Passing on a family business to the next generation can be challenging. Using a trust can safeguard the business as well as offering tax advantages.
While it is always important to have a Will, if you own a business, your planning for the future should really go further.
Simply leaving your business to your beneficiaries could result in difficulties, for example, in the event that one of them later divorced and their share in the business was included in the division of marital assets.
By creating a trust, you have a wide range of options available to you. You can pass on the business and the responsibilities that go with it in a safe way and retain some control during your lifetime if you wish.
Using a business trust
By putting the shares of a business in a trust, they are safeguarded from misuse or loss. There is also the chance to put shares in trust for beneficiaries who are not involved with the business so that they can have an income but without any voting rights or say in the running of the organization.
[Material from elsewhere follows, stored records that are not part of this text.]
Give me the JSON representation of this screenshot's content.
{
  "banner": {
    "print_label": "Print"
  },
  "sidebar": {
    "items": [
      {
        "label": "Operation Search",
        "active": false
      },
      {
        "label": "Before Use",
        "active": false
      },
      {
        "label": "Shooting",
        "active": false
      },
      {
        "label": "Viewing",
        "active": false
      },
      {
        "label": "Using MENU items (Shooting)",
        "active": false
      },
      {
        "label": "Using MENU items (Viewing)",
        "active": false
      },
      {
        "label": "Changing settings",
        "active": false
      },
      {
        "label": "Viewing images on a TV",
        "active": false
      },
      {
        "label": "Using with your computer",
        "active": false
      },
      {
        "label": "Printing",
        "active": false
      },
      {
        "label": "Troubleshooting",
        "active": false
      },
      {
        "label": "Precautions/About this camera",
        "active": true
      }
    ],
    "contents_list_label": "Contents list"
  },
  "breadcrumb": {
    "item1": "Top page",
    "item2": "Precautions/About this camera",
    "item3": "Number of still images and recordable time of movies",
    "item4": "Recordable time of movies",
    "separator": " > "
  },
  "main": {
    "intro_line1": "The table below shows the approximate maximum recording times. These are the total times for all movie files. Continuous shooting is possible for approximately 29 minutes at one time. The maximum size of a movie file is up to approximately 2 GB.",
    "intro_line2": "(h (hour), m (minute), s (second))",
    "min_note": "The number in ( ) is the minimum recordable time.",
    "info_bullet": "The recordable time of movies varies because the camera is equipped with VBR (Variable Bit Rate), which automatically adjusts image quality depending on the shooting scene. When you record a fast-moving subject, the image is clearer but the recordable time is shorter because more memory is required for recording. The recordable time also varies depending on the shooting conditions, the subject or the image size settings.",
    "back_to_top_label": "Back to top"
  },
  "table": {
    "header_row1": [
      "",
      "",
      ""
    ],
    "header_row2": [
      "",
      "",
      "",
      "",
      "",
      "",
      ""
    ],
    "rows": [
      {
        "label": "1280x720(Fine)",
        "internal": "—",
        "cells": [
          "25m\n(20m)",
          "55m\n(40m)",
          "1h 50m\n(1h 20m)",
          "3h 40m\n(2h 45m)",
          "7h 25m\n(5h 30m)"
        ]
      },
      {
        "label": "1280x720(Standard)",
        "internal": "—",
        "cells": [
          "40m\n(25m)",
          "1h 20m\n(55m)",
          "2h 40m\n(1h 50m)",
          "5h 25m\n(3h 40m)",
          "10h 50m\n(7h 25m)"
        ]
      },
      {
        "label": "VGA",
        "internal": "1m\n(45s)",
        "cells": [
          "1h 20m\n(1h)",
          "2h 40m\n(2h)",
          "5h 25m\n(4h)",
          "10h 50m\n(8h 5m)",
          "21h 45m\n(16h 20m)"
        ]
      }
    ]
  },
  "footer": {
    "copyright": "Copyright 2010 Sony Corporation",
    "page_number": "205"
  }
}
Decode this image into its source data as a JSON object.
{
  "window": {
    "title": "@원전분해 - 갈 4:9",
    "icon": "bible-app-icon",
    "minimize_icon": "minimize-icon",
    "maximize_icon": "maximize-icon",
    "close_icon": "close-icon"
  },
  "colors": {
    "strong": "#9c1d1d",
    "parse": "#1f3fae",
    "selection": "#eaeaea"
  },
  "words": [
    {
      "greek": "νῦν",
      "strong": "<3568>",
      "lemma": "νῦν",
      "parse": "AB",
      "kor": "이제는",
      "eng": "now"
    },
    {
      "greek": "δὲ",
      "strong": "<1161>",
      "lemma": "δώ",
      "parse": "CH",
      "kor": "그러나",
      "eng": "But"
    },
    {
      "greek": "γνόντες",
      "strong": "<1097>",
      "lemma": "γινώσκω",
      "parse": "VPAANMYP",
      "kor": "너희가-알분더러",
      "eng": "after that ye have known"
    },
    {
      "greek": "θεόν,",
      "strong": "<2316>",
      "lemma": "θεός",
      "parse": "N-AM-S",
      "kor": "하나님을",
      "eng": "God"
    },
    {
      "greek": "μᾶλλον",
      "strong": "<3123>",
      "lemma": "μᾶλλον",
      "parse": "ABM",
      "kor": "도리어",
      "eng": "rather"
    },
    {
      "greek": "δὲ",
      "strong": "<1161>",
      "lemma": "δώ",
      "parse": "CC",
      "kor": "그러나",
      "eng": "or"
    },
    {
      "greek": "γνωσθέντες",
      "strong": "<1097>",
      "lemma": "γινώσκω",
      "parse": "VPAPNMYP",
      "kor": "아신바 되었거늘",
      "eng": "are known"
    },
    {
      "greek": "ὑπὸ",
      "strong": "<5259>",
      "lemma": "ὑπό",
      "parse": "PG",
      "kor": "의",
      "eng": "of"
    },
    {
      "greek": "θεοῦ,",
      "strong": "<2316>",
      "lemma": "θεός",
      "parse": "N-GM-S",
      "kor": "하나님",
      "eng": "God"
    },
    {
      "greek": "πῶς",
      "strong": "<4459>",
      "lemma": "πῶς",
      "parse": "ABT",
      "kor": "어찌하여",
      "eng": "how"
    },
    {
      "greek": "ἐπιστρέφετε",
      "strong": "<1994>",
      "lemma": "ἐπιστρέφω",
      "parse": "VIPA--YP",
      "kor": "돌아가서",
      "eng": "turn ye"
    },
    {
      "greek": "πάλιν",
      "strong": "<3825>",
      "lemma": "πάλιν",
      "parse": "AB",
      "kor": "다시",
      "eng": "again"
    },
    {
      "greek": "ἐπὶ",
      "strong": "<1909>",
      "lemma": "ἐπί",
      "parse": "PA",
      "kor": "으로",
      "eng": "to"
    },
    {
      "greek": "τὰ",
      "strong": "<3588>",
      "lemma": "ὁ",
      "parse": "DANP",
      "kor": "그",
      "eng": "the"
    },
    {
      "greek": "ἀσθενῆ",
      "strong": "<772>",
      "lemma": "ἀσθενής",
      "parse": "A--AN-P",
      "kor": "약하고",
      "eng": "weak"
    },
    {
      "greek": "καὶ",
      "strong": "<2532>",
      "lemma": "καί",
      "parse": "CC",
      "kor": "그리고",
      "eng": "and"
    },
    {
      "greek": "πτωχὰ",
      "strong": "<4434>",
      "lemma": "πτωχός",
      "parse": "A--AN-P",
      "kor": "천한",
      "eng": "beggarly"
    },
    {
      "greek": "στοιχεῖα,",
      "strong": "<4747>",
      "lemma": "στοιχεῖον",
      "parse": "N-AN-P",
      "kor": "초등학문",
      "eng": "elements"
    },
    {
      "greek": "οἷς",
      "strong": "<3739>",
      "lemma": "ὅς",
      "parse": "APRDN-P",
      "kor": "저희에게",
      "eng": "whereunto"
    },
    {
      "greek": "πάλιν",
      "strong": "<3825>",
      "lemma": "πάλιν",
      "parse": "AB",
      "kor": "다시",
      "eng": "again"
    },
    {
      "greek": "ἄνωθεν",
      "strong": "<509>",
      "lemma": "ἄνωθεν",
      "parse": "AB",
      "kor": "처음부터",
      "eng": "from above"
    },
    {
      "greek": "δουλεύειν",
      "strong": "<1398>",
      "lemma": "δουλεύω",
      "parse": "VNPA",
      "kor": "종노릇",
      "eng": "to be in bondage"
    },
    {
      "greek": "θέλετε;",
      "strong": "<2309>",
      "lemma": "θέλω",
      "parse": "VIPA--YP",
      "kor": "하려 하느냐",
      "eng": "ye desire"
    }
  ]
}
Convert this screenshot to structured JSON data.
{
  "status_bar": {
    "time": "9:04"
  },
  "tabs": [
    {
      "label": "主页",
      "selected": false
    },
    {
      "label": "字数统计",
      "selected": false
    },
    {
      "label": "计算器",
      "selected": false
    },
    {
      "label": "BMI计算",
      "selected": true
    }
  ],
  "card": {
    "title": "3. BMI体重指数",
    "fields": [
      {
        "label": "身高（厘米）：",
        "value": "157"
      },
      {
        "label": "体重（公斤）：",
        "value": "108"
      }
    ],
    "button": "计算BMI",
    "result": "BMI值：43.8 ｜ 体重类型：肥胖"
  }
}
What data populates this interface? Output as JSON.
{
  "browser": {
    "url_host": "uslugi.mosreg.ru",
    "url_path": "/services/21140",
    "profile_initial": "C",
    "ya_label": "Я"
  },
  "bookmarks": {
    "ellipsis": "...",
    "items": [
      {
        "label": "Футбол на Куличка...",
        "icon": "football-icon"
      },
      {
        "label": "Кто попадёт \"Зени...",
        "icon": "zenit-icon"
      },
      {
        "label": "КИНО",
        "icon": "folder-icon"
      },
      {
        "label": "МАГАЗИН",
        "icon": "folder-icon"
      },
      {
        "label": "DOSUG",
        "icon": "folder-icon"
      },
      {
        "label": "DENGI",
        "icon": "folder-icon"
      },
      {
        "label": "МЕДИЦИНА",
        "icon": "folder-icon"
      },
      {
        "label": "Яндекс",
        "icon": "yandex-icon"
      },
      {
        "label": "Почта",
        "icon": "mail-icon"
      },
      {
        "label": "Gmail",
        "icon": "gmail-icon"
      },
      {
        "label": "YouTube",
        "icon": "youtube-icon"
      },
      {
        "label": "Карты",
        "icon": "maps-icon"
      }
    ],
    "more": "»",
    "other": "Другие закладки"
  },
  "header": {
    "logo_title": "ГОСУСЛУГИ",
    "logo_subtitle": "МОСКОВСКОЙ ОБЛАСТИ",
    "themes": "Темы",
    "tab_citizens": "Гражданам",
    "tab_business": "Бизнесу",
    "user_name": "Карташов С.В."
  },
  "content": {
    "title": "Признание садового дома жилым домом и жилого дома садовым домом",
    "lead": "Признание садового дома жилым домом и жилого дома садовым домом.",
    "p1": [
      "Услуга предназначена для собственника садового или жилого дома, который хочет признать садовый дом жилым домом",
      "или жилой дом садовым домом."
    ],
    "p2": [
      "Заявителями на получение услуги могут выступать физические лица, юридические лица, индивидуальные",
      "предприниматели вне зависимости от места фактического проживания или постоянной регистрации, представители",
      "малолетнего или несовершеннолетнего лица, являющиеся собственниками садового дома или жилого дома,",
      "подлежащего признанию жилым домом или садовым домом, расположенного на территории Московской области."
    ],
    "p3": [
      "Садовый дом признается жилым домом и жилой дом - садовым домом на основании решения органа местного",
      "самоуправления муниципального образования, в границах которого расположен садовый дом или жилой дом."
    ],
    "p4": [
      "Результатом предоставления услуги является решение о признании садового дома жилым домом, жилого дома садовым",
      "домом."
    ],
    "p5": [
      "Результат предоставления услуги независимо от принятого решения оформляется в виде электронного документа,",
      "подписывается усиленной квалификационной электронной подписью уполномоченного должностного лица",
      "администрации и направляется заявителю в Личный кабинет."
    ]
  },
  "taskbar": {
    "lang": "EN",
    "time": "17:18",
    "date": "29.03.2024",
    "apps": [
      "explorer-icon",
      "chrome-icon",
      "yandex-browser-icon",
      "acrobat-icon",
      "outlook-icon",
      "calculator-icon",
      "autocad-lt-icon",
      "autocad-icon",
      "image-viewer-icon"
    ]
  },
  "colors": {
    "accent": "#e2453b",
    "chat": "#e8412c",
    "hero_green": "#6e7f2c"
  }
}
The voting rights of shares that are placed in trust are held by the trustees.
Shares and the income from them can also be used in this way to provide for grandchildren who are not old enough to be involved with the running of the business.
Business interests usually qualify for business property relief, meaning they do not attract Inheritance Tax, or pay it at a lower rate. Shares will not qualify for this relief until they have been owned for two years, so this should be taken into account in the event that a shareholder is elderly or unwell. If the shares are transferred and the person dies shortly after, the proceeds of any sale or gift would be taxable at 40 per cent.
Assets left to a spouse do not attract Inheritance Tax, so it could be considered an error to leave an exempt asset to a beneficiary who is also exempt.
By putting shares into a trust, the benefit of the business can be left to the spouse and children, ensuring that your spouse is not left out, but that your children are also included.
Discretionary trusts give the trustees the flexibility to decide who will receive the benefit of shares after a death, taking into account the beneficiaries’ needs as well as the tax situation.
The person creating the trust, known as the settlor, can write a letter of wishes requesting that their spouse be prioritised for income during their lifetime.
After the death of the spouse, the shares could remain in the trust, with the income going to other beneficiaries or the shares and other assets could be passed directly to the beneficiaries.
A discretionary trust also gives trustees flexibility to make decisions based on the situation at any given time, allowing them to cope with unforeseen circumstances.
Succession planning can be complex, but it is an essential part of owning a business.